We know who won the Brexit vote on June 23rd: the Leave camp. But if we were to run a contest of whose side's predictions were the most accurate, I think the clear winner would be the Stay camp.
First, there is the issue of cost savings, one of the Leave camp's main arguments: the reported £350 million that the UK gives to the EU on a weekly basis and which would be transferred to the UK's health system. Soon after the referendum result was announced, Nigel Farage, leader of the Independence Party, admitted on Good Morning Britain that it was a mistake for the Leave campaign to make this inaccurate claim.
By contrast, the Stay camp's prediction of trouble in the banking and real-estate sectors largely has been borne out: bank stocks are down by 20 to 30 percent; and only today we heard that the third UK property fund halted withdrawals. More generally, the sentiment that uncertainly and volatility are on the rise suggests that the Stay camp's dire economic predictions were not too far off the mark.
This is the background against which we should analyze the news of Boris Johnson and Nigel Farage "exit" decisions. Boris decided he will not throw his hat into the Tory-party-leadership ring, whereas Farage resigned as head of the Independence Party. I wouldn't necessarily agree with EU President Jean-Claude Juncker, who called Johnson and Farage "unpatriotic quitters;" but they are certainly hedging their bets: now that reality is hitting hard, the responsibility of taking Britain through a difficult and highly uncertain process is not something they are attracted to.

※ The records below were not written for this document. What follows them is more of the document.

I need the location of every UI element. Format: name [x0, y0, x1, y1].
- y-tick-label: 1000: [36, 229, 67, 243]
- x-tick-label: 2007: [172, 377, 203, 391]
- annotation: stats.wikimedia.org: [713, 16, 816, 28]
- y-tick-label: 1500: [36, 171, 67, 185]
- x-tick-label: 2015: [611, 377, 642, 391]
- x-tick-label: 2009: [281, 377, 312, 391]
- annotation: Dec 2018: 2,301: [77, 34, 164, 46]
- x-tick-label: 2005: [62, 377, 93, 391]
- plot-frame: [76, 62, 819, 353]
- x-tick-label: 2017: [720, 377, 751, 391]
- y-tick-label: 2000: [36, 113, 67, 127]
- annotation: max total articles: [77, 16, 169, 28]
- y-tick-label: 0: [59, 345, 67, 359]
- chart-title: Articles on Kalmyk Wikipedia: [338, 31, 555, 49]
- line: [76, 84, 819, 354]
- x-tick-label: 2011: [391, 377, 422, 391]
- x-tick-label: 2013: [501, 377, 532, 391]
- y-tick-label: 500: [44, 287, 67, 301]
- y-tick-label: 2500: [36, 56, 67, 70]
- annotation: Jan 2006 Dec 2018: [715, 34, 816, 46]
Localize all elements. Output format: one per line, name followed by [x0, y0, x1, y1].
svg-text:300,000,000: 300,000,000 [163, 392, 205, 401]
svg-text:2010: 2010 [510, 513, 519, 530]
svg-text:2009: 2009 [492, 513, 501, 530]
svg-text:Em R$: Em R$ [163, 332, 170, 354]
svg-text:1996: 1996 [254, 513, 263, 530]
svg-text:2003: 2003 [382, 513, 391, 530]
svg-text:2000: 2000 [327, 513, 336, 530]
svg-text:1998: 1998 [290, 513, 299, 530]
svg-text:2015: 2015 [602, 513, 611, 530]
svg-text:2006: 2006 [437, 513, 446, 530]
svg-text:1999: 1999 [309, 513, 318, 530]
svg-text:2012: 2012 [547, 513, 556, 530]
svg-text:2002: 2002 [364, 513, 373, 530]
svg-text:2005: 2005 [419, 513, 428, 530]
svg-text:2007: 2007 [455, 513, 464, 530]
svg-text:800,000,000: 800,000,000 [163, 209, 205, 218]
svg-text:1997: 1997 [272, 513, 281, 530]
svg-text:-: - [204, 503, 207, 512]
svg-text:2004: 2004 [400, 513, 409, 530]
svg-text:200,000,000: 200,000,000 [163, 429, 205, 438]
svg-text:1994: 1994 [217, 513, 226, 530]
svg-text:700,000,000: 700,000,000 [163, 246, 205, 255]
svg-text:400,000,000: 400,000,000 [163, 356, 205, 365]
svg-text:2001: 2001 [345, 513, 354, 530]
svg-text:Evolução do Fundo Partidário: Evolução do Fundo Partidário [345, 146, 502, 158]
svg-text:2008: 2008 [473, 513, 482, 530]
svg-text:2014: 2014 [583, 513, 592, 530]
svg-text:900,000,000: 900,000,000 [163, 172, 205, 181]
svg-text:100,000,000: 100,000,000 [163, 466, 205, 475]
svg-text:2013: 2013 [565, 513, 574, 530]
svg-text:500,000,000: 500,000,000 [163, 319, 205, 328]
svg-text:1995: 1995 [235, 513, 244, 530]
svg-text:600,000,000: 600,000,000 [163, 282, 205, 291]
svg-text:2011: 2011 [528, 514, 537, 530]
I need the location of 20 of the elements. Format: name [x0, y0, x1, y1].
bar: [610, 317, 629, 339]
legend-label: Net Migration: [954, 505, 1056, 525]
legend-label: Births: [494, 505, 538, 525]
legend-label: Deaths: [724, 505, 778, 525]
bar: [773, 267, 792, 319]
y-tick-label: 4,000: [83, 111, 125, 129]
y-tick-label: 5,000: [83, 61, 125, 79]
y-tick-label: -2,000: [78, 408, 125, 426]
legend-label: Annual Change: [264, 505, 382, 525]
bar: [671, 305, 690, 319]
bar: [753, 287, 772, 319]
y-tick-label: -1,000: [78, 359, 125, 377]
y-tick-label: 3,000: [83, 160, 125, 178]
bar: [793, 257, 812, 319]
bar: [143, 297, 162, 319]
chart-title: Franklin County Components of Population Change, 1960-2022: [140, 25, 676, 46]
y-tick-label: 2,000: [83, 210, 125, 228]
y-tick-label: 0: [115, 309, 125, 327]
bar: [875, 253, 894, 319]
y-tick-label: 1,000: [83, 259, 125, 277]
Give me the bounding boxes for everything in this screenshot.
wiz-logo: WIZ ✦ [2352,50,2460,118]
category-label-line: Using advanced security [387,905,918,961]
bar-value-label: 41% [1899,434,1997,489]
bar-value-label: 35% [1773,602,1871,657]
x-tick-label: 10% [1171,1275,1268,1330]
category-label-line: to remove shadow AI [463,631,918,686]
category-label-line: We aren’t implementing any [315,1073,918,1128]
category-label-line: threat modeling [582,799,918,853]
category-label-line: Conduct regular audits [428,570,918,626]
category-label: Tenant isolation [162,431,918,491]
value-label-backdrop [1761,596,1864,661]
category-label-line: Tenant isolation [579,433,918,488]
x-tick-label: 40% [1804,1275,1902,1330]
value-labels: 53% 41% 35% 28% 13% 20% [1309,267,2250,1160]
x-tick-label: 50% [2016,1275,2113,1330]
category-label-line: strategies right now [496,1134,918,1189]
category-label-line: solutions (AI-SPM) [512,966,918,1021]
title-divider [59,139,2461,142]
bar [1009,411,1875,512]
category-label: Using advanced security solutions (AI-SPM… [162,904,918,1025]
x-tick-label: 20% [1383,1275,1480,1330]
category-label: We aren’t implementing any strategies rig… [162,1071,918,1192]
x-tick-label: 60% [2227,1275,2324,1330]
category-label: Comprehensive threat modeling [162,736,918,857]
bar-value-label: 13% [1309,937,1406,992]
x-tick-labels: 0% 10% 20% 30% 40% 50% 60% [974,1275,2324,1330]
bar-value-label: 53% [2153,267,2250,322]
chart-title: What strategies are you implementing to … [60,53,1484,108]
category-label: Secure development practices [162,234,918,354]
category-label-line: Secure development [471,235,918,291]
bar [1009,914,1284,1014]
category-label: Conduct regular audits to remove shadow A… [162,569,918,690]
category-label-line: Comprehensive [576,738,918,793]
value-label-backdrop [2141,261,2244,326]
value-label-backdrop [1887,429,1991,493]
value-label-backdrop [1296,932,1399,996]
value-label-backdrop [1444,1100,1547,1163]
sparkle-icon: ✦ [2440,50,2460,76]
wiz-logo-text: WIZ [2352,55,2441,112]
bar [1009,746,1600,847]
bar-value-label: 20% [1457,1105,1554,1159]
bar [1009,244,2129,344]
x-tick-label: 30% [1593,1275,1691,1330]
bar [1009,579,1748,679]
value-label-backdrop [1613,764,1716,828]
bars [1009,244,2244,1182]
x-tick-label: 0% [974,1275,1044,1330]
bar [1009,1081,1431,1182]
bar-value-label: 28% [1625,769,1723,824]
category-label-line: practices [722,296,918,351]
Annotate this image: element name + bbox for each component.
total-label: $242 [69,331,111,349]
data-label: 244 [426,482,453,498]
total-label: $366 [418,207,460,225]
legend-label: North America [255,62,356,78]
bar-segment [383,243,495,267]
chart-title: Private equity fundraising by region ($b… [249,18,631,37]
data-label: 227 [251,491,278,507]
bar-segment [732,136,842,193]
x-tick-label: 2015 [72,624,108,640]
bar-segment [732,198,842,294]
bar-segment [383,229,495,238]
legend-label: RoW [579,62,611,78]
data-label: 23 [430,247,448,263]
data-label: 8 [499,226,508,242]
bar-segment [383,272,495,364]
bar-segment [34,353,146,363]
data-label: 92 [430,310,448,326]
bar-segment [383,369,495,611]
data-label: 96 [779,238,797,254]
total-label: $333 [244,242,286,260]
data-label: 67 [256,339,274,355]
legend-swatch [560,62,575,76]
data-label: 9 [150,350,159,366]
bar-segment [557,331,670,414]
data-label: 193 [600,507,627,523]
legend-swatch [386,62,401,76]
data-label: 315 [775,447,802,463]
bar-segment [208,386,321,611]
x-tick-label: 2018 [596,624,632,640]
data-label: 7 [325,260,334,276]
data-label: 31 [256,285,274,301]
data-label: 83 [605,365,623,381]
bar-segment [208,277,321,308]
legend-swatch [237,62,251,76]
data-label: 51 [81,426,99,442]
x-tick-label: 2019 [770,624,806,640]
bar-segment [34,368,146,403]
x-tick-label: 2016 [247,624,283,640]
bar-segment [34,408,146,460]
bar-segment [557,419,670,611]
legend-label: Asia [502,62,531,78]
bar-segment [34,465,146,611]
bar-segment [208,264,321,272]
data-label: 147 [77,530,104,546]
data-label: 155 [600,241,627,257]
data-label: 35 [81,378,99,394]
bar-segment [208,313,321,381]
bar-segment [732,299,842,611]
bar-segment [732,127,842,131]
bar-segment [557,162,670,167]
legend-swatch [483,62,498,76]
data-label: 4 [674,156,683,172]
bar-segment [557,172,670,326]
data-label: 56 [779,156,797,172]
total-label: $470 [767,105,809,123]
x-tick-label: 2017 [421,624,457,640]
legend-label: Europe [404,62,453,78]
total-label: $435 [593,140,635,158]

The "Borexit" and "Farexit" announcements also reflect a general sentiment of "second thoughts" among a significant share of the Leave camp. Looking over social networks, one finds multiple entries of Brexit voters who thought the referendum was just going to be a sign of protest; or voters who think they voted based on false claims (e.g., the increase in NHS funding). Some tweeters are even hoping that a second referendum will take place where they will vote on a precise set of terms for a UK-EU divorce.
There is no shortage of UK leaders willing to pull the Article-50 trigger and lead their country in the Brexit negotiations. But given the current cold-feet environment and the Johnson and Farage decisions, the negotiating power of whoever steps up is likely to be considerably smaller than expected, both within the UK and with respect to the European Union.
For all of these reasons, I would not be surprised if, in the next few months, the new leader of the Conservative Party were to find a nice face-saving strategy to escape the Brexit process, or at least postpone it sine die. In some way, that might be a win-win outcome: supporters of the Brexit vote would have made their protest loud and clear, whereas the rest of Britain — and the rest of the world — would be saved the disastrous economic consequences of a costly divorce.